Does anyone know anything about this guy? I see him as one of the four guys Pernell Whitaker fought in 1989. Was Lomeli any good or was he just a basic tuneup between major fights? I see that it was for the IBF title so he was probably Top 15.
Lomeli was pretty basic, and who lacked speed at the highest level...but he was decent enough. Hard-punching Mexican who fought out of Chicago, who defeated fellow undefeated prospect John Duplessis on national TV to earn a title shot at Whitaker. He was dominated and ultimately obliterated, but was able to wobble Pernell at one point before getting stopped.
Louie was considered potentially promising at one point among many others but ultimately he fell short of what some thought him capable of. I remember some noise early on about his power.
I thought he was a stronger contender initially than he turned out to be. He stopped the very tough Sal Cenicola before the Duplessis fight and that was pretty impressive. He got some hype and looked the part, but I watched the Whittaker fight awhile back and he was absolutely blasted out in brutal fashion. Hard to rebuild from that kind of knockout.
Lomeli came at the end of the era when state titles were still kind of a big deal. He was the best lightweight from Illinois around the time. Before him, in Illinois, there was Oliver McCall and Danell Nicholson. At cruiserweight, there was Lee Roy Murphy, Alfonso Ratliff and Craig Bodzianowski. If you were a state champion, or you were considered the best fighter in your state, you could sometimes get a world title shot, see guys like Chuck Wepner and Scott Frank, who were both New Jersey state champ. Then the WBC, WBA, IBF, etc. started making a lot of smaller regional titles, and fighters tended to go after those instead and state titles because the regional titles usually guaranteed a world ranking of some sort. Lomeli was a good fighter. The best fighters in a state or the state champs back then were on the level of most domestic champs in the UK in that era. Good enough to maybe get a title shot. One or two maybe good enough to win one. But most were cannon fodder for the top guys.
I remember an interview he gave to KO magazine where he stated that locals didnt like black people in his neighbourhood because they steal hubcaps (or something lame like that). I suspect this pissed Pernell Whittaker off because he rarely sought the knockout like he did in that fight. I also always thought Lomeli was Italian-American, but he is of Mexican descent according to this forum.
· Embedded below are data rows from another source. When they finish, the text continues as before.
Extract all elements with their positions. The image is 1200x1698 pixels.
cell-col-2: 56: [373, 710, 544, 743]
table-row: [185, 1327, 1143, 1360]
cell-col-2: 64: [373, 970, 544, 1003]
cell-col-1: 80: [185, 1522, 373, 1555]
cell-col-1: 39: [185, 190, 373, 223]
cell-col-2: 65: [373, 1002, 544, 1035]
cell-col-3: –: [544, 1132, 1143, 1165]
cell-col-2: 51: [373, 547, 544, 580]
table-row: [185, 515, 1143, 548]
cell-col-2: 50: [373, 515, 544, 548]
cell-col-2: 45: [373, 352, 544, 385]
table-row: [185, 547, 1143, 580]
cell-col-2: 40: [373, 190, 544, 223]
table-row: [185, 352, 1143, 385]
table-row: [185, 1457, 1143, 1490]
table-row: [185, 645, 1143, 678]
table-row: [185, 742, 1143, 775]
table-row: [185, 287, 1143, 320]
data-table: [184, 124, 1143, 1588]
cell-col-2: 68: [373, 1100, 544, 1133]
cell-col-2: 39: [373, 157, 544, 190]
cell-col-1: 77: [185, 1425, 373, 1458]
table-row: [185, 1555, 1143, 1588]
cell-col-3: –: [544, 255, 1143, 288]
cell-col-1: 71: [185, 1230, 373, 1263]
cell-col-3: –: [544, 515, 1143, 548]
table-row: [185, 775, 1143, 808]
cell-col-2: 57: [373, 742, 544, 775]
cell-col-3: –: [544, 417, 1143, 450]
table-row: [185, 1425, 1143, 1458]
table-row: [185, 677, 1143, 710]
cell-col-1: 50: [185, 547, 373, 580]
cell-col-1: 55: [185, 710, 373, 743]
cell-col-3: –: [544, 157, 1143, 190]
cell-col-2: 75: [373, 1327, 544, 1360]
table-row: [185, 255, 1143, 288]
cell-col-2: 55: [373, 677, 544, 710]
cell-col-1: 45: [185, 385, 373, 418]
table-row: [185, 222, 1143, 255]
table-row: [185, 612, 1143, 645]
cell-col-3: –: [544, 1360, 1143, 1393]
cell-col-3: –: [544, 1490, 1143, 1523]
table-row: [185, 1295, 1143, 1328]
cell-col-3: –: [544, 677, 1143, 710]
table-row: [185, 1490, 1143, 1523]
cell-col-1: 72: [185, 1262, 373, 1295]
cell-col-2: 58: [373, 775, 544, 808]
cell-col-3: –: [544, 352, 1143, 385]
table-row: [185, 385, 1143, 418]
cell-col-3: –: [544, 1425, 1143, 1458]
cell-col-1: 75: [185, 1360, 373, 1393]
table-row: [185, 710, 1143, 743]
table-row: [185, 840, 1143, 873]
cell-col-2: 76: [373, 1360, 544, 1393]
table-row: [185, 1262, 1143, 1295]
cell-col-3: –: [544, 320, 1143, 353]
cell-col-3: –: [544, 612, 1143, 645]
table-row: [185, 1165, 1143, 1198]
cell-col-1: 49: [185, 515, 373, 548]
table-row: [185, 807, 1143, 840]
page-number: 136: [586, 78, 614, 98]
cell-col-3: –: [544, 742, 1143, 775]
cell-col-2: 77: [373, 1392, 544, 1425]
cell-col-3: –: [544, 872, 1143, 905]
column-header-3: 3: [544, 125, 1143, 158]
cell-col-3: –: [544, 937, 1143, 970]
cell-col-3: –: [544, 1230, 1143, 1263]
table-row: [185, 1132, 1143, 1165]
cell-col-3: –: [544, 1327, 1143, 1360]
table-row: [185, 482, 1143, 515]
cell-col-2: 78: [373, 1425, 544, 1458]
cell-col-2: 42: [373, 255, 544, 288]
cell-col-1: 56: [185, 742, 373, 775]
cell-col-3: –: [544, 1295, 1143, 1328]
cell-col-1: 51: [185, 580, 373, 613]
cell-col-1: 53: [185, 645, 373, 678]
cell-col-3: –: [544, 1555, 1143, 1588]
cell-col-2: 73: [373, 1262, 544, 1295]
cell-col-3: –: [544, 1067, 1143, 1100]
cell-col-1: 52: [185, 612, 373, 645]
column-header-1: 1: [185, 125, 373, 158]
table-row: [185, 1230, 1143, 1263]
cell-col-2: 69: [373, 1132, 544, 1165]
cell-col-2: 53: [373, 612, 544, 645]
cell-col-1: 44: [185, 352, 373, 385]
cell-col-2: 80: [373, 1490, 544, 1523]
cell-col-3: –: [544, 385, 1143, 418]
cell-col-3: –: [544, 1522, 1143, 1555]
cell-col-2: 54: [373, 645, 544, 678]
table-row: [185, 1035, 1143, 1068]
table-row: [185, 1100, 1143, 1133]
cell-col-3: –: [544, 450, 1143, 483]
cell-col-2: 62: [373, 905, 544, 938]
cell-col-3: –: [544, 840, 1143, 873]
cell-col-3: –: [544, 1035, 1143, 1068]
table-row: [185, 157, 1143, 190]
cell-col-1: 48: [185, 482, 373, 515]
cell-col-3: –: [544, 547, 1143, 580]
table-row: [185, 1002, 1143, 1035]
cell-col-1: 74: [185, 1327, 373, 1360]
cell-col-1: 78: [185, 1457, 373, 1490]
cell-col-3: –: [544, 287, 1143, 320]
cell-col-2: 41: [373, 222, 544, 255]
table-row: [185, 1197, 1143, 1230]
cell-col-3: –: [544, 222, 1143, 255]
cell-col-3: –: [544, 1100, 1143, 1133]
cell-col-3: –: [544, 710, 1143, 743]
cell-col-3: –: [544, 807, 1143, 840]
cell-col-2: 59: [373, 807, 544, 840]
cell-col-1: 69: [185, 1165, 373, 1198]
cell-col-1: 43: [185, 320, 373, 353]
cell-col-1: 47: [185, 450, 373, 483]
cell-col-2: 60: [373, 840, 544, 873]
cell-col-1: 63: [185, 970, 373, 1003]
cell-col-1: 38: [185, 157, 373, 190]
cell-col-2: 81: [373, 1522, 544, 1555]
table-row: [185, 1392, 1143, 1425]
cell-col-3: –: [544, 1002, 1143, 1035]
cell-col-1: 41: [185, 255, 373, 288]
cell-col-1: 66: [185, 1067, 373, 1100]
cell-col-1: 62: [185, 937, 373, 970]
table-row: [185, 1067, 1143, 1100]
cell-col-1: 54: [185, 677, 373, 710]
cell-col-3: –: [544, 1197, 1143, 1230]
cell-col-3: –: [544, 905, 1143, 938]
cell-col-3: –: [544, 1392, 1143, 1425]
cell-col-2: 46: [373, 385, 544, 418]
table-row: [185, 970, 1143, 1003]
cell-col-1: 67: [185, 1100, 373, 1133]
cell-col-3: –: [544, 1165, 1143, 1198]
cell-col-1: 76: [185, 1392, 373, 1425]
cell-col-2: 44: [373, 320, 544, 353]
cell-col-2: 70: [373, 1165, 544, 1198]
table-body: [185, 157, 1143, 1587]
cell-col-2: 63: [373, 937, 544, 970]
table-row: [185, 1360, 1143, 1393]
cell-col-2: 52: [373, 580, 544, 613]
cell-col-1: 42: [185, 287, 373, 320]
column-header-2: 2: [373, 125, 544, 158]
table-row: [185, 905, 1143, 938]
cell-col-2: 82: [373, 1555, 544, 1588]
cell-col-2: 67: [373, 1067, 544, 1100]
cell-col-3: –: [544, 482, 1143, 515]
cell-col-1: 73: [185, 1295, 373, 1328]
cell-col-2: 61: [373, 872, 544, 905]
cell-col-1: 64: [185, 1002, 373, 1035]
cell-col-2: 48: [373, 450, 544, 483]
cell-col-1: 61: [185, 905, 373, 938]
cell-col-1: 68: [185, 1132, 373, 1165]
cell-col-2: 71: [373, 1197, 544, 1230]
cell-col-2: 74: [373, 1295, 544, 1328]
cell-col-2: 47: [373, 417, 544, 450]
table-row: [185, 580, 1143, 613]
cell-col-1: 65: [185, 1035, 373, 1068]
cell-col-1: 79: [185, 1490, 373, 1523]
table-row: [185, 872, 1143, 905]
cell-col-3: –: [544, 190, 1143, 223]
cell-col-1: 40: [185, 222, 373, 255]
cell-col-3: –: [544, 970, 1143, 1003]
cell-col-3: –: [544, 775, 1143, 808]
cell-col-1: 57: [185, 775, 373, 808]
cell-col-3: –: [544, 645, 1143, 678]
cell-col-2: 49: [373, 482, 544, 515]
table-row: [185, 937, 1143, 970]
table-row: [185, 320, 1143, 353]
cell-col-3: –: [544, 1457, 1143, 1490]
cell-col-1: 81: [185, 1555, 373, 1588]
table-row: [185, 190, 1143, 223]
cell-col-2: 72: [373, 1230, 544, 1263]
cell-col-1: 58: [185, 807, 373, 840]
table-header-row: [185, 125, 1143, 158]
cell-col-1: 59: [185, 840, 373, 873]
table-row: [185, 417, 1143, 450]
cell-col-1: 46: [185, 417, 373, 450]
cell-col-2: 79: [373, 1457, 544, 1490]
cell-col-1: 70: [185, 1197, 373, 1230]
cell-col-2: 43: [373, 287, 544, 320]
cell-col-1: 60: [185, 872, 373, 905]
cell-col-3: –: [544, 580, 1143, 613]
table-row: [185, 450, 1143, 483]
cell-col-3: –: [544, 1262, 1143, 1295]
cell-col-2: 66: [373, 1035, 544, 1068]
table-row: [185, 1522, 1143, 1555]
Good post on explaining how smaller titles used to be — lightweight champ of California was probably more prestigious, or on par with, lightweight champ of Mexico in the day. If a state had a good fight scene, being champ of your division in that state meant something. And even in lesser states, if you could bill a fight as being for the Alabama or Louisiana or Colorado state title, you had a good local club show main event. There were also regional titles — Mid-South, Pacific Northwest and the likes. They were just kind of loosely confederated by promoters from the region (as opposed to some sanctioning body) ... they would agree that Joe Blow from Memphis against Fred Smith from Arkansas or Mississippi was worthy of a Mid-South belt and the winner would defend it at home or maybe even take it on the road for a defense and get an extra few hundred bucks for putting it on the line. And mostly the better fighters from whatever region were the ones who held those straps so they did identify the top guys from a geographic area.